Wirklich genießen konnte ich den Aufenthalt dank der Pandemie nicht, aber ich habe in der Zeit viel gelernt. Das Wichtigste war wahrscheinlich, dass ich meine Diagnosen annehmen konnte. Ich durfte Menschen kennenlernen, denen ich vermutlich sonst nie begegnet wäre. Und mir wurde bewusst, dass es ok ist, nicht immer für andere zu springen. Das mache ich immer noch, aber ich weiß eigentlich, dass ich nicht muss. Ich muss überhaupt nichts!
Die Umsetzung fällt mir bei vielen Dingen nicht leicht - dafür bin ich einfach zu eingefahren in meinen Abläufen. Dass sich etwas in meiner Tagesplanung ändern muss, merkte ich aber schon in meiner Wiedereingliederung. Mein schöner Plan, den wir noch in der Klinik ausgearbeitet hatten, wurde bereits nach der Hälfte der Zeit verworfen, weil es schlicht und ergreifend nicht funktionierte.
Ohne die zusätzliche Belastung mit Homeschooling der Pubertiere wäre es vielleicht gegangen, aber so merkte ich ziemlich schnell, wo die Grenzen sind. Mein Vorgesetzter riet mir schließlich, zurückzuschalten und es langsamer angehen zu lassen. Nach diesem halben Desaster war für mich klar, dass ich nicht warten konnte, bis meine vereinbarte Arbeitserprobung vorbei war. Die Begutachtung und Entscheidung über die weitere berufliche Zukunft musste vorgezogen werden. Ich haderte damit, wie viele Stunden ich reduzieren konnte um dennoch allen Verpflichtungen, die so anlagen, nachkommen zu können. Als endlich ein Mittelweg klar war, wurden alle Begutachtungen lockdownbedingt gecancelt. Da meine Situation kein Dauerzustand sein sollte, traf letztlich unser Betriebsarzt die Entscheidung darüber, dass ich maximal 25 Stunden einsatzfähig wäre. So wenige Stunden hatte ich noch nie zuvor gearbeitet.

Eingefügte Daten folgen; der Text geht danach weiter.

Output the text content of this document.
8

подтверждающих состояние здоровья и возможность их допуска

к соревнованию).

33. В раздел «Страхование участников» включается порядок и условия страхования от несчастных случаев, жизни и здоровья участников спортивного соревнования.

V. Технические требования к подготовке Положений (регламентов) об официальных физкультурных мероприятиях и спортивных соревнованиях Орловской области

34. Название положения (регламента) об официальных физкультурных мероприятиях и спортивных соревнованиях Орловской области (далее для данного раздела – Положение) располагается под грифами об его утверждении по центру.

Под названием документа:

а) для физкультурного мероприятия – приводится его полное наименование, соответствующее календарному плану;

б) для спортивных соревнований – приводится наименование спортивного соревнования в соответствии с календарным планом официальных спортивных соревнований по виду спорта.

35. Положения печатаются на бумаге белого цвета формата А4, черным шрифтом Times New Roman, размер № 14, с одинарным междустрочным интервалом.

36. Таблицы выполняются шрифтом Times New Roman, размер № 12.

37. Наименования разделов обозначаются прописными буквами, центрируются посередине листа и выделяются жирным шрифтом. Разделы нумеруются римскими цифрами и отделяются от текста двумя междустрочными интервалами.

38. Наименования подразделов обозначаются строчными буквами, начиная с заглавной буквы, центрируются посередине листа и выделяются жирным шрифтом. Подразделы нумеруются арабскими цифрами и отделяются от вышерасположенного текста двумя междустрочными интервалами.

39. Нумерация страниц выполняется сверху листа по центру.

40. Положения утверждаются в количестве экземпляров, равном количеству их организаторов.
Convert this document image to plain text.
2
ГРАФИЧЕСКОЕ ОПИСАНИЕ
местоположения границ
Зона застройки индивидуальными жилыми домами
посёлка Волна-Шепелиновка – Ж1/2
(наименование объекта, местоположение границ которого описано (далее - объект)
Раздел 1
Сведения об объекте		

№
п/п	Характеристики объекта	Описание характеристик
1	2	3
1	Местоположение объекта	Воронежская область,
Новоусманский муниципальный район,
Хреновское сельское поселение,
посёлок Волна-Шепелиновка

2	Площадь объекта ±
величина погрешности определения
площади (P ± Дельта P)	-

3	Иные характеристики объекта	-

Langsam gewöhne ich mich an die neuen Arbeitszeiten, auch wenn es sich drastischer anhört, als es ist. Effektiv komme ich eher nach Hause, die Arbeit mit den Kindern und im Haushalt bleibt aber dennoch größtenteils an mir hängen. Ich habe einen freien Tag, auf den ich meine Termine lege. So entfällt der Stress mit der Pendelei zwischen Arbeit und Ärzten. Und ich habe mich endlich mal durchgesetzt, als unsere komplette Abteilung ins Homeoffice geschickt wurde. Auch wenn es mich ein Gespräch mit Betriebsarzt und Erklärungen gegenüber meinen Kollegen gekostet hat, konnte ich zumindest erreichen, an jedem Arbeitstag ins Büro zu dürfen. Eine Woche Homeoffice war ein Graus für mich und hätte mich beinahe zurückgeworfen auf den Punkt vor dem Klinikaufenthalt. Das musste ich aber erst mal den Beteiligten klar machen. Es hat ihnen nicht gefallen, aber letztlich muss ich an mich denken.
Wie lange meine jetzige Situation andauern wird, steht noch nicht fest. Aber ich weiß, dass es der Anfang von mehreren Veränderungen war und bis jetzt ist diese nicht so schlimm wie ich anfangs befürchtet hatte.